Leser*innenkommentare
snowgoose
Ich werde wohl Zeit meines Lebens nicht verstehen, worauf die USA ihren überdimensionierten Stolz begründet.
-Die Nachfahren von Okkupanten steuern die Geschicke und missachten die Rechte der Ureinwohner des Kontinents.
-Straftäter dürfen Präsident werden (sowie zu Straftaten aufrufen) und ihnen genehme Straftäter begnadigen.
-Gleichzeitig wird Bürgern wegen kleiner Vergehen das Wahlrecht aberkannt.
-Es wird ein rückschrittliches Wahlsystem beibehalten, dass nicht der Mehrheit des Volkes gerecht wird. Und zusätzlich werden Bürger massiv an der Wahlausübung gehindert (bzw. wird es erschwert).
-Wahlkampf wird von den Vermögenden finanziert.
-Gefährliche, mittelalterliche Gruppierungen werden unter dem Deckmantel „Religionsfreiheit“ geschützt und erhalten jede Menge Einflussmöglichkeiten.
-Man stellt die Todesstrafe nicht in Frage.
-Die Personen der Gerichtsbarkeiten in den Countys werden oft auf dubiose Weise besetzt.
-Im obersten Supreme Court sitzen durch Präsidenten ernannte Richter lebenslang die dann entsprechend gewünschte Entscheidungen treffen und keinen unabhängigen ethischen Verhaltenskodex haben.
-Strafvollzug ist drakonisch u. ungerecht.
…… und und und
Don Geraldo
Wiederfährt so etwas in den USA nur Schwarzen ?

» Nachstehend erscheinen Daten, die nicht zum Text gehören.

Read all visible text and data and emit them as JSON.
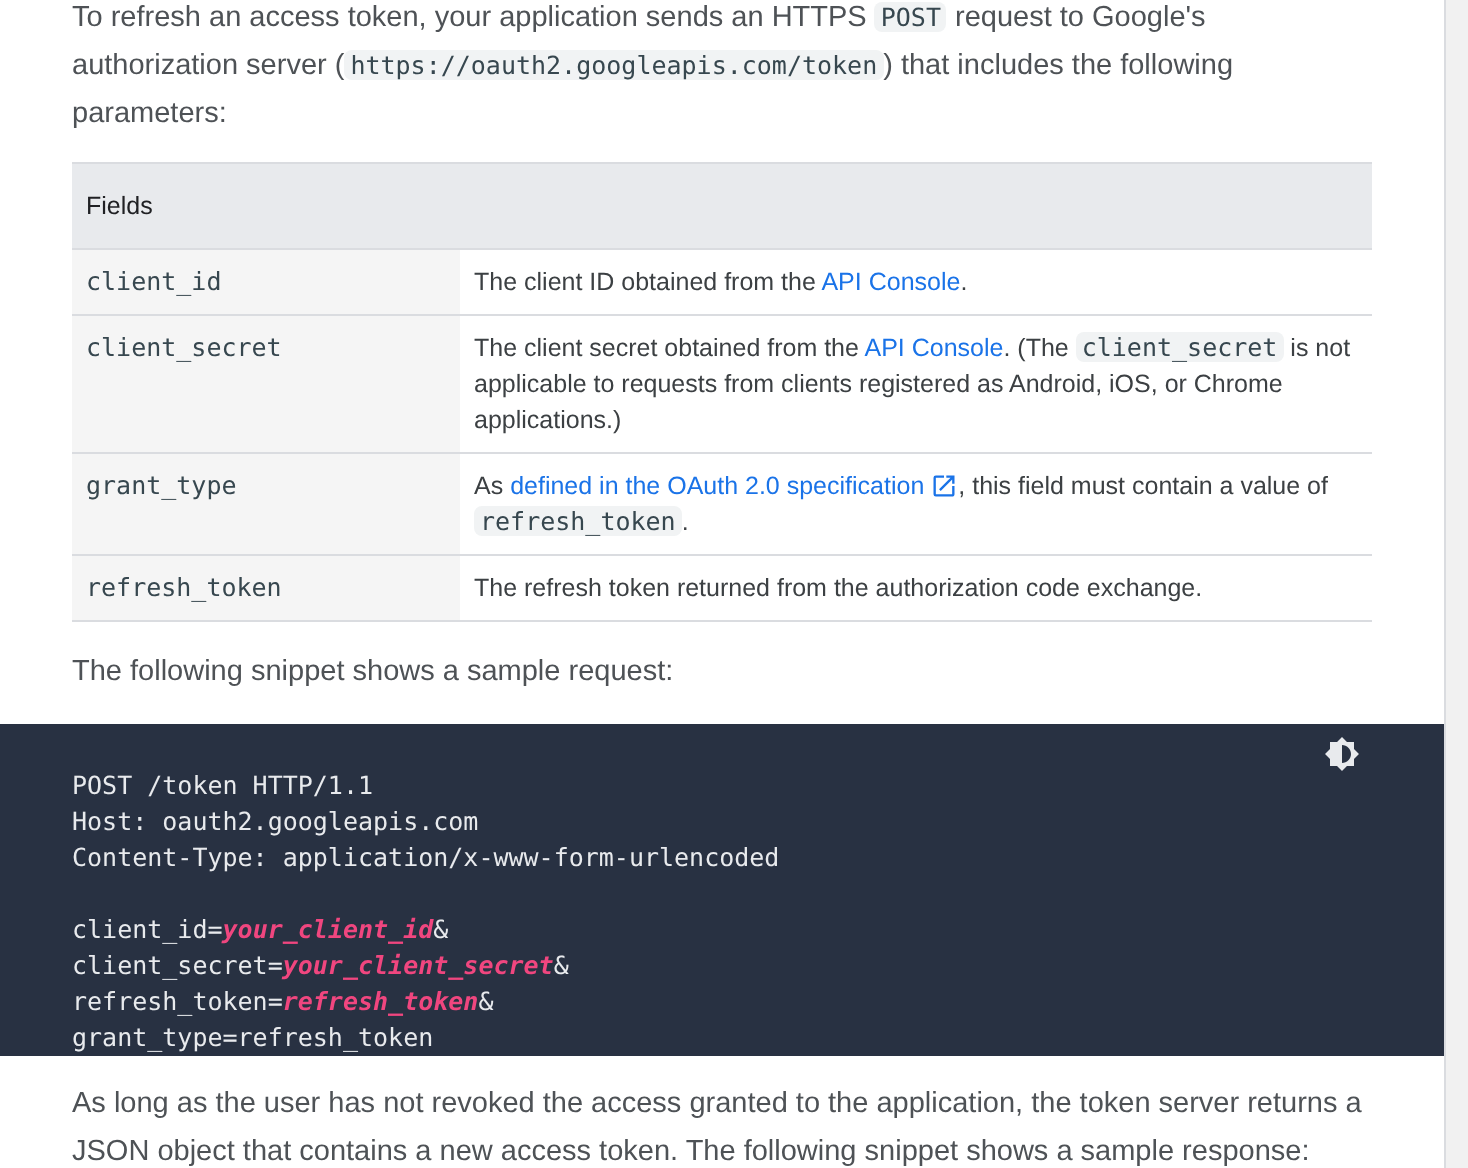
{
  "intro": [
    {
      "kind": "text",
      "text": "To refresh an access token, your application sends an HTTPS "
    },
    {
      "kind": "code",
      "text": "POST"
    },
    {
      "kind": "text",
      "text": " request to Google's authorization server ("
    },
    {
      "kind": "code",
      "text": "https://oauth2.googleapis.com/token"
    },
    {
      "kind": "text",
      "text": ") that includes the following parameters:"
    }
  ],
  "table": {
    "header": "Fields",
    "rows": [
      {
        "field": "client_id",
        "description": [
          {
            "kind": "text",
            "text": "The client ID obtained from the "
          },
          {
            "kind": "link",
            "text": "API Console"
          },
          {
            "kind": "text",
            "text": "."
          }
        ]
      },
      {
        "field": "client_secret",
        "description": [
          {
            "kind": "text",
            "text": "The client secret obtained from the "
          },
          {
            "kind": "link",
            "text": "API Console"
          },
          {
            "kind": "text",
            "text": ". (The "
          },
          {
            "kind": "code",
            "text": "client_secret"
          },
          {
            "kind": "text",
            "text": " is not applicable to requests from clients registered as Android, iOS, or Chrome applications.)"
          }
        ]
      },
      {
        "field": "grant_type",
        "description": [
          {
            "kind": "text",
            "text": "As "
          },
          {
            "kind": "extlink",
            "text": "defined in the OAuth 2.0 specification"
          },
          {
            "kind": "text",
            "text": ", this field must contain a value of "
          },
          {
            "kind": "code",
            "text": "refresh_token"
          },
          {
            "kind": "text",
            "text": "."
          }
        ]
      },
      {
        "field": "refresh_token",
        "description": [
          {
            "kind": "text",
            "text": "The refresh token returned from the authorization code exchange."
          }
        ]
      }
    ]
  },
  "snippet_intro": "The following snippet shows a sample request:",
  "code": {
    "blocks": [
      [
        [
          {
            "kind": "plain",
            "text": "POST /token HTTP/1.1"
          }
        ],
        [
          {
            "kind": "plain",
            "text": "Host: oauth2.googleapis.com"
          }
        ],
        [
          {
            "kind": "plain",
            "text": "Content-Type: application/x-www-form-urlencoded"
          }
        ]
      ],
      [
        [
          {
            "kind": "plain",
            "text": "client_id="
          },
          {
            "kind": "var",
            "text": "your_client_id"
          },
          {
            "kind": "plain",
            "text": "&"
          }
        ],
        [
          {
            "kind": "plain",
            "text": "client_secret="
          },
          {
            "kind": "var",
            "text": "your_client_secret"
          },
          {
            "kind": "plain",
            "text": "&"
          }
        ],
        [
          {
            "kind": "plain",
            "text": "refresh_token="
          },
          {
            "kind": "var",
            "text": "refresh_token"
          },
          {
            "kind": "plain",
            "text": "&"
          }
        ],
        [
          {
            "kind": "plain",
            "text": "grant_type=refresh_token"
          }
        ]
      ]
    ]
  },
  "outro": "As long as the user has not revoked the access granted to the application, the token server returns a JSON object that contains a new access token. The following snippet shows a sample response:"
}
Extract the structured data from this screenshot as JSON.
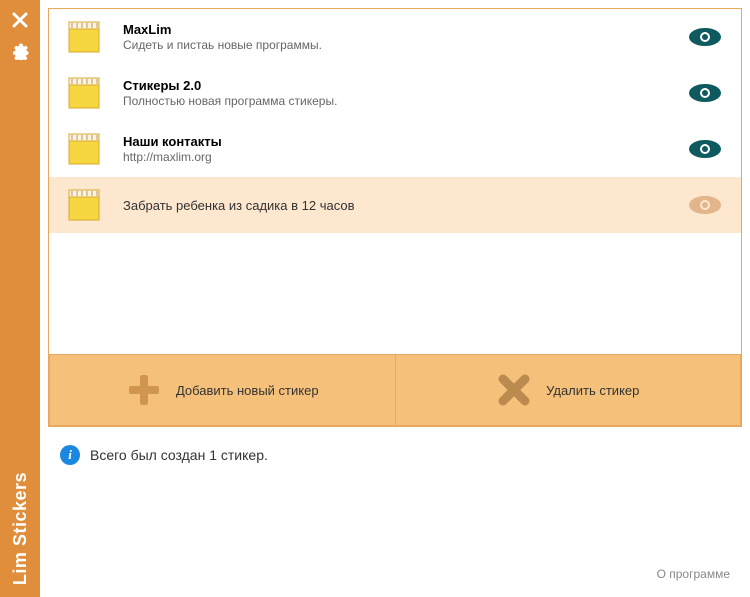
{
  "app": {
    "title": "Lim Stickers",
    "about_label": "О программе",
    "status_text": "Всего был создан 1 стикер."
  },
  "actions": {
    "add": "Добавить новый стикер",
    "delete": "Удалить стикер"
  },
  "stickers": [
    {
      "title": "MaxLim",
      "subtitle": "Сидеть и пистаь новые программы.",
      "selected": false,
      "visible": true
    },
    {
      "title": "Стикеры 2.0",
      "subtitle": "Полностью новая программа стикеры.",
      "selected": false,
      "visible": true
    },
    {
      "title": "Наши контакты",
      "subtitle": "http://maxlim.org",
      "selected": false,
      "visible": true
    },
    {
      "title": "Забрать ребенка из садика в 12 часов",
      "subtitle": "",
      "selected": true,
      "visible": false
    }
  ],
  "colors": {
    "accent": "#e08d3c",
    "panel_border": "#e8a85e",
    "button_bg": "#f5c17a",
    "selected_bg": "#fde7cf",
    "eye_active": "#0e5a5f",
    "eye_inactive": "#e2b58a",
    "note_bg": "#f7d741",
    "plus_color": "#d09650",
    "x_color": "#bb8a4e"
  }
}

Das Hauptproblem der dortigen Polizei scheint ein unfaßbar schlechtes Ausbildungsniveau zu sein. Außerhalb der Großstädte mit ihren eigen Polizeiakademien gibt es keine mit europäischem Niveau vergleichbare Polizeiausbildung. Da werden ungebildete Provinzler nach ein paar Wochen Schulung mit Marke und Waffe auf die Bevölkerung losgelassen.
Uns Uwe
Ja, die USA sind ein Land, welches sich wie ein "3.-Welt-Land" durch Diskriminierung, Spaltung und Gewalt im Inneren - vielfach ausgehend vom Staat selbst - "auszeichnet".
Die Gewalt und Morde der US-Polizei richten sich nicht nur gegen Schwarze, Latinos und Indigene, sondern auch gegen arme Weiße, wobei der Faktor Armut auch bei der Gewalt gegen Nichtweiße eine wesentliche Rolle spielt.
Kamala Harris spricht von einer Polizeireform, die endlich beschlossen werden soll. Aber diese wird die immer weiter zunehmende soziale Spaltung der US-Gesellschaft nicht reformieren. Aber diese Spaltung ist die eigentliche Ursache der Gewalt im Inland.
Kaninchen sind keine Nagetiere
Traurigerweise ist dies ein ganz normaler Samstag in der USA.